3. Ultrasound Scanning
At BCRM we will monitor your progress throughout the drug treatment through vaginal ultrasound scans and, possibly, blood tests. Between 34 and 38 hours before your eggs are due to be collected you will be given a hormone injection to help your eggs mature. This is likely to be human chorionic gonadotrophin (hCG).
4. Collecting the Eggs (Transvaginal Oocyte Recovery)

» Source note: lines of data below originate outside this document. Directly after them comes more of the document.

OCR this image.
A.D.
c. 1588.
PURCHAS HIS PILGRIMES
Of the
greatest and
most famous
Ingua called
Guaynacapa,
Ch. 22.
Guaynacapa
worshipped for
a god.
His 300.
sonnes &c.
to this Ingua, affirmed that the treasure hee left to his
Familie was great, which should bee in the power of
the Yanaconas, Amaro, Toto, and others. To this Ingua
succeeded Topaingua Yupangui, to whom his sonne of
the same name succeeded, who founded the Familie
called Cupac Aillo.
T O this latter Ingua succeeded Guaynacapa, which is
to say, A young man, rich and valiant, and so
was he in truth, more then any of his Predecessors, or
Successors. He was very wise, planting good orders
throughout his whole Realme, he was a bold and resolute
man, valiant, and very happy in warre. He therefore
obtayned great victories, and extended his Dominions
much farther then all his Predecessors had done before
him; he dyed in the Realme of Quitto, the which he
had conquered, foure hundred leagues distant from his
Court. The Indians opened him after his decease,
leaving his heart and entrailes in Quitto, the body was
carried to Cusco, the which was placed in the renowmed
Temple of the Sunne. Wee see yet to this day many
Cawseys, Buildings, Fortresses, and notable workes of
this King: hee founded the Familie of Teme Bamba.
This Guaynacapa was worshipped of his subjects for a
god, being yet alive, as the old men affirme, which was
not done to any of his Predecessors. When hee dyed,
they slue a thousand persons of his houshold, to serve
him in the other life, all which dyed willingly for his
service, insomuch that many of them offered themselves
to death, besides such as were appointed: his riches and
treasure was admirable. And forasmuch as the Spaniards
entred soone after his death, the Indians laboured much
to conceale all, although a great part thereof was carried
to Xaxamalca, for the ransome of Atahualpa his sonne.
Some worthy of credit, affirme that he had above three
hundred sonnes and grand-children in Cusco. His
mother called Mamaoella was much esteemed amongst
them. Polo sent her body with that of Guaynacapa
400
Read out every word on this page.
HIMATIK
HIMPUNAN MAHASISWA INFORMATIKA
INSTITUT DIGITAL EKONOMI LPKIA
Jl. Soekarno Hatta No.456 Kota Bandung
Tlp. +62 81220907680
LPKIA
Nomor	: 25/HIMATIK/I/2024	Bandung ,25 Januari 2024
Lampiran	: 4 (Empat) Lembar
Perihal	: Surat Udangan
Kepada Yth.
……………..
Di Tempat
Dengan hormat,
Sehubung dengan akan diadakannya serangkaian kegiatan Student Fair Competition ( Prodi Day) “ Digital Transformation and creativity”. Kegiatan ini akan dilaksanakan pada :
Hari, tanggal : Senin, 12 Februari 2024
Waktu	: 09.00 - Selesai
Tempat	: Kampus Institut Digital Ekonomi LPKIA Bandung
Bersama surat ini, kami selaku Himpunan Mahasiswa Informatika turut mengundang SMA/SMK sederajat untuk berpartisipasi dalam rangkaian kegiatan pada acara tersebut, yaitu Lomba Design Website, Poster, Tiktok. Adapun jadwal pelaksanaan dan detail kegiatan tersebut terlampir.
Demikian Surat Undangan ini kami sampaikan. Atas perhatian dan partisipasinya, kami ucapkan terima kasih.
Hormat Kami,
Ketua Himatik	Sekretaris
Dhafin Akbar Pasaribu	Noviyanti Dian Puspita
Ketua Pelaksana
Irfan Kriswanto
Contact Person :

A hollow needle is attached to the ultrasound probe and is used to collect the eggs from the follicles on each ovary. Afterwards, you may experience some cramps, feel a little sore and bruised and/or experience a small amount of bleeding from the vagina. Once your eggs have been collected, you will be given pessaries, injection or gel to help prepare the lining of your womb for your embryo transfer.
5. Fertilising the Eggs
Your eggs will be mixed with your partner’s or the donor’s sperm and cultured in the laboratory for 16–20 hours after which they are checked for signs of fertilisation. Those that have been fertilised (embryos) will be grown in the laboratory incubator for up to six days. The embryologist will monitor the development of the embryos and the best will then be chosen for transfer.
6. Embryo Transfer (ET)
During the procedure, a doctor or nurse will insert a speculum into your vagina. This is similar to having a cervical smear taken when a speculum is used to hold the vagina open, so the cervix is visible. A fine tube (catheter) is then passed through the cervix, normally using ultrasound guidance. The embryos are passed down the tube into the womb; this is normally a pain-free procedure.